I think it depends on the intended usage of the measurement. Is it a KPI for performance evaluation? Are you using it to determine what needs to change about your assumptions on future performance? Do you have a culture of under commit and over deliver that biases the process and is that the behavior you want to reward?

Jason White
Title: BU Controller / VP of Finance
Company: Sysomos
(BU Controller / VP of Finance, Sysomos) |

Thank you for the many good points above. In the spirit of the question above, I thought I would throw another out there that might lead to further discussion.

Granularity has it's pros & cons as pointed out above. It allows for a much better visibility of the variances, yet becomes increasingly difficult to attain the more data you have. Yet, on the flip side, the more data you have the greater accuracy your forecast.

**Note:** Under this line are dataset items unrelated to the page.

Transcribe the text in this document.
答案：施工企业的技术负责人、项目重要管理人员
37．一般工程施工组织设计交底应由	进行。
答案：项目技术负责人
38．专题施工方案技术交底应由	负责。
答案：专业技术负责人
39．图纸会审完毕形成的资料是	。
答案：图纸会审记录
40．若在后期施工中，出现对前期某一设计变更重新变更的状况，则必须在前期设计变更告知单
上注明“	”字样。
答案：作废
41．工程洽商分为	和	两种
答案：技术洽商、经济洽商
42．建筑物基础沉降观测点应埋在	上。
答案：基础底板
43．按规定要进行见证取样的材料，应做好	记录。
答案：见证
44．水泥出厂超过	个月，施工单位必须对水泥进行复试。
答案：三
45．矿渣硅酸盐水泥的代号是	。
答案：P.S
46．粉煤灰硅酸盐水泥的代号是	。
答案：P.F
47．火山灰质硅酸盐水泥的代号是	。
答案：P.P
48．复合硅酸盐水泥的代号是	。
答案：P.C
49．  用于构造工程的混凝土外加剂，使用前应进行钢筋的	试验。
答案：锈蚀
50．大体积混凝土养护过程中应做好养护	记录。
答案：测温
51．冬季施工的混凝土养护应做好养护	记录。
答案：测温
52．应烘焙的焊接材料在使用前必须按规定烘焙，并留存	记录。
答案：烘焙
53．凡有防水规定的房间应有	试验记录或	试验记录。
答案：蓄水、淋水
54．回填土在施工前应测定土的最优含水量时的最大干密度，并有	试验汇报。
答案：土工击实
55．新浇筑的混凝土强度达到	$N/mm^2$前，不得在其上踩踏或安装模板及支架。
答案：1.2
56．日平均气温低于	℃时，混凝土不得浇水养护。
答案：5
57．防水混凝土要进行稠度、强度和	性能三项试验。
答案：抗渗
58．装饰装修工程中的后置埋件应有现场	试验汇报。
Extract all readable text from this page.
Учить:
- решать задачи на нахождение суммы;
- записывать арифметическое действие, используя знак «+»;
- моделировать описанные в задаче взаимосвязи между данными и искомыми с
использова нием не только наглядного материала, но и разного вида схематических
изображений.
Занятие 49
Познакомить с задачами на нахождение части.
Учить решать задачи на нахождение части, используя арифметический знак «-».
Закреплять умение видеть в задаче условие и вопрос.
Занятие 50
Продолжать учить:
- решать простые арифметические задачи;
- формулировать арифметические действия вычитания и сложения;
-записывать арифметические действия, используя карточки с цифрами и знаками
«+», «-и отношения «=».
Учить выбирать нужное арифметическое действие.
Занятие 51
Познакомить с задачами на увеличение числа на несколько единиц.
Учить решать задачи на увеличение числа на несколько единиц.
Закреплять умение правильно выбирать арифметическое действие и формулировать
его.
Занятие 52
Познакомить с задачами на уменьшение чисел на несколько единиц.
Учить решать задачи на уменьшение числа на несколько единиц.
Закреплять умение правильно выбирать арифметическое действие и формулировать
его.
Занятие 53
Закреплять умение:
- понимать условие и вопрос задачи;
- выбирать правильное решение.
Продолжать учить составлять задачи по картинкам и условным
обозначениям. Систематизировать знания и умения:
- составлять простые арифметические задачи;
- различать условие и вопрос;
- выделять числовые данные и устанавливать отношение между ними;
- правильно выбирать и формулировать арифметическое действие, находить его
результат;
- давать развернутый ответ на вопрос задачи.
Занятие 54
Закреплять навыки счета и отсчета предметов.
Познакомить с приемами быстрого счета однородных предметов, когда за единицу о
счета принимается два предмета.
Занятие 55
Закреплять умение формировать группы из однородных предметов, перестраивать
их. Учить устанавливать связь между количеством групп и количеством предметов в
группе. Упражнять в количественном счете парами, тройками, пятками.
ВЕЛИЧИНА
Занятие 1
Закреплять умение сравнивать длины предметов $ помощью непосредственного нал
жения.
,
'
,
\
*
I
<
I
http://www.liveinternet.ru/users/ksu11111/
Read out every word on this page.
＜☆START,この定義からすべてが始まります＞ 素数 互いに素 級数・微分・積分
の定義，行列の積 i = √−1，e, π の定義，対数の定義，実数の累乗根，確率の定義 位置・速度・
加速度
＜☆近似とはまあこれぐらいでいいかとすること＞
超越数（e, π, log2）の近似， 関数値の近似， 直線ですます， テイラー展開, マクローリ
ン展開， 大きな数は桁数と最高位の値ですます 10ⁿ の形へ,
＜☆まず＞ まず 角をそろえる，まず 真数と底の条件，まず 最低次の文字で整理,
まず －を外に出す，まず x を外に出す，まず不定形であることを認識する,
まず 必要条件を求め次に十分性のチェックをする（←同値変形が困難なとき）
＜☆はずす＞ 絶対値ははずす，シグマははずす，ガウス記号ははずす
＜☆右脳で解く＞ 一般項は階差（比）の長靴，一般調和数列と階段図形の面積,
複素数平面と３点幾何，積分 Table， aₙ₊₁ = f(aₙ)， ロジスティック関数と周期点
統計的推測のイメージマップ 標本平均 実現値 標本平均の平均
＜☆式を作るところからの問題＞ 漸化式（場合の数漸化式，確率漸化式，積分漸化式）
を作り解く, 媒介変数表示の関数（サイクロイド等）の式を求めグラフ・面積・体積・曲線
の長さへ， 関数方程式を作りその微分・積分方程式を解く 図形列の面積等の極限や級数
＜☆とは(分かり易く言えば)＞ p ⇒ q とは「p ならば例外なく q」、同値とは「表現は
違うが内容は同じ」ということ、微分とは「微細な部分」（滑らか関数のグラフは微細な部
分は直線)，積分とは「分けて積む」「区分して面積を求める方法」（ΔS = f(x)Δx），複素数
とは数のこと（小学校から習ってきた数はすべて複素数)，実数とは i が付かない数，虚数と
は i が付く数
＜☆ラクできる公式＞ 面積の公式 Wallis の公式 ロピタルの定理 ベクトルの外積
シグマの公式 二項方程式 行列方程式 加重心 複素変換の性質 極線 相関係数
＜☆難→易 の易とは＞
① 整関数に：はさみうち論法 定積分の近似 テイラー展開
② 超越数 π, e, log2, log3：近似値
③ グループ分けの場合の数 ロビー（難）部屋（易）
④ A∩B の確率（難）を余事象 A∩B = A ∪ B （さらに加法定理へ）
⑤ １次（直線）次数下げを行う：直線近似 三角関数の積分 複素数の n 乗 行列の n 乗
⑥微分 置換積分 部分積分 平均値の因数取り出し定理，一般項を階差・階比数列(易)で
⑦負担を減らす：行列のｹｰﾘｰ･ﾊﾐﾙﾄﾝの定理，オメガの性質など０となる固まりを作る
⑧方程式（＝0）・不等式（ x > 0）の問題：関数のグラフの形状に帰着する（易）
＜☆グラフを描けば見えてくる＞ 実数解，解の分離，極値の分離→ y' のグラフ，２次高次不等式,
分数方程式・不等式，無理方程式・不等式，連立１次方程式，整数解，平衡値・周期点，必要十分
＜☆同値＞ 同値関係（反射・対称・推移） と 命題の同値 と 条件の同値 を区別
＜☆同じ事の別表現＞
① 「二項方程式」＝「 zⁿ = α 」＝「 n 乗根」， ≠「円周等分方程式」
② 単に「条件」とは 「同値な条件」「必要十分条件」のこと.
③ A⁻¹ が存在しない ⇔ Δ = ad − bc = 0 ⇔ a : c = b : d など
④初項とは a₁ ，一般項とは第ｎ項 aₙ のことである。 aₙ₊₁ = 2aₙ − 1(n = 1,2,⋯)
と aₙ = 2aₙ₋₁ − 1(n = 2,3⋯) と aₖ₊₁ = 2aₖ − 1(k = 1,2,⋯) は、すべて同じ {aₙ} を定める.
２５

I am living this dilemma currently with my working capital and cash forecasting as my company's smaller size is subject to greater fluctuations due to my A/R aging. It is nearly impossible to get a bead on cash flow until the money actually hits the account. So my question to the group is, how do you deal with that which is so significant and so far out of your immediate control (ie-client payments)?

Topic Expert
Wayne Spivak
Title: President & CFO
Company: SBAConsulting.com
LinkedIn Profile
(President & CFO, SBAConsulting.com) |

If you can't develop a collection days model that approximates based on poor performance future performance, you might look at different scenarios that may entice your customers to pay you in terms.

Depending on industry, Factoring (whether you take advances or not) may entice payment.

Topic Expert
Scott MacDonald
Title: President/Owner
Company: AlphaMac Resources, Inc.
(President/Owner, AlphaMac Resources, Inc.) |

Who is responsible for collecting A/R in your company?